Enjuris tip:If you live in a no-fault insurance state where your own insurance pays for your damages, you might want to see if your insurance carrier offers optional replacement cost coverage. That would mean that if your car is damaged in an accident, the insurance pays for original parts from your manufacturer, not third-party equivalents. This doesn’t alleviate the entire amount of your diminished value, but it might preserve it to some extent.

Steps for filing a diminished value claim

  1. Look up the pre-accident value of your vehicle based on its make, model, year, and overall condition. You can use a resource like Kelley Blue Book.
  2. Look up your state law on diminished value claims.
  3. Find out whether the at-fault driver’s insurance company will cover diminished value claims.
  4. Contact the insurance company and request a diminished value damage assessment.

States that permit diminished value claims

Every state except Michigan allows for some diminished value claims if another driver is at fault.

In addition, these 15 states allow a driver to obtain diminished value damages from the at-fault driver’s insurance company:

Arizona

Georgia

Iowa

Maryland

Oregon

Colorado

Illinois

Kansas

New Mexico

South Carolina

Florida

Indiana

Louisiana

New York

Virginia


How an insurance company will calculate a diminished value claim

A Georgia case (State Farm Mutual Automobile Insurance Co. v. Mabry) established Formula 17c.

An insurer will likely apply 17c to give you an estimate for the diminished value of your vehicle. The insurer will follow these steps:

  1. Determine the post-collision market value of your vehicle.
  2. Multiply that value by .10 to calculate the base loss.
  3. Multiply the base loss by the applicable multiplier:

    a. 1 = structural damage

    b. 0.75 = major panel or structure damage

    c. 0.50 = moderate panel or structure damage

    d. 0.25 = minor panel or structure damage

    e. 0 = no structure damage
  4. Apply a second multiplier to the adjusted base loss that’s based on the car’s mileage:

    a. 1 = 0 to 19,999 miles

    b. 0.80 = 20,000 to 39,999 miles

    c. 0.60 = 40,000 to 59,999 miles

    d. 0.40 = 60,000 to 79,000 miles

    e. 0.20 = 80,000 to 99,999 miles

    f. 0 = 100,000+ miles

However, you might not want to rely on the insurance company’s formula. Instead, you can calculate your own estimate this way:

Multiply the pre-crash Kelley Blue Book value of your car by 0.33, and that gives you a good idea of the amount of diminished value.

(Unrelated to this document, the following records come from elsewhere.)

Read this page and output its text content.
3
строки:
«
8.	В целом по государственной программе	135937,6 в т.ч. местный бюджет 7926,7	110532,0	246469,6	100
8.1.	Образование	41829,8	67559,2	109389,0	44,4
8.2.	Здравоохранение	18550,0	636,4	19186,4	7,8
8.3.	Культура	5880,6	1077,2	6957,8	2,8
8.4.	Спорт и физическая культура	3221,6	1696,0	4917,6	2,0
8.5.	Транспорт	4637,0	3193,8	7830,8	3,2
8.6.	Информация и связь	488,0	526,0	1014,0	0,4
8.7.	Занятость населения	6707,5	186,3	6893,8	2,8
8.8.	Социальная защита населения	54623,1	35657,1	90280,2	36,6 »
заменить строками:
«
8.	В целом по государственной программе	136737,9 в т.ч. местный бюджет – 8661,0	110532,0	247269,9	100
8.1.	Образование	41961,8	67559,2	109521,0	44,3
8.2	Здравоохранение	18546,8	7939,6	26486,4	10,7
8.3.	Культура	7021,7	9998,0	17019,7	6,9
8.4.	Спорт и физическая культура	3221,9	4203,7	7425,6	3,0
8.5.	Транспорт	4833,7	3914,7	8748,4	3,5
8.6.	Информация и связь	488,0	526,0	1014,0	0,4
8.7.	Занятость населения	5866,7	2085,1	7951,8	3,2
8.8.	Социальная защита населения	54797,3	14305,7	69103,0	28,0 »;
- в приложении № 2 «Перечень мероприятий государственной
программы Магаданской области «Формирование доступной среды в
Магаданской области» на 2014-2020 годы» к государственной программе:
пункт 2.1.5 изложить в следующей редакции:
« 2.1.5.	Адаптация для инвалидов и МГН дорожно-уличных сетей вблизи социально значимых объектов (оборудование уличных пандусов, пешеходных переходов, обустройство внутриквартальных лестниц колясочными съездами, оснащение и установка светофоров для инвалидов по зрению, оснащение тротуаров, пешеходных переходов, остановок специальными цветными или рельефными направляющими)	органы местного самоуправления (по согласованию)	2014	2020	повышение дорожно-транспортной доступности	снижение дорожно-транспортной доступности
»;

How a personal injury lawyer can help

The aspects to a property damage claim that aren’t clearly cut-and-dried can make or break a damage award. In other words, it might be easy to demonstrate how much you paid in medical bills and how much you paid for car repairs, but proving diminished value is more subjective.

If you believe that you should be properly compensated for a significant loss of value to your vehicle, an expert can help. A personal injury lawyer near you can assist you in determining how much you’re owed and how to get the compensation you deserve for the full value of your vehicle.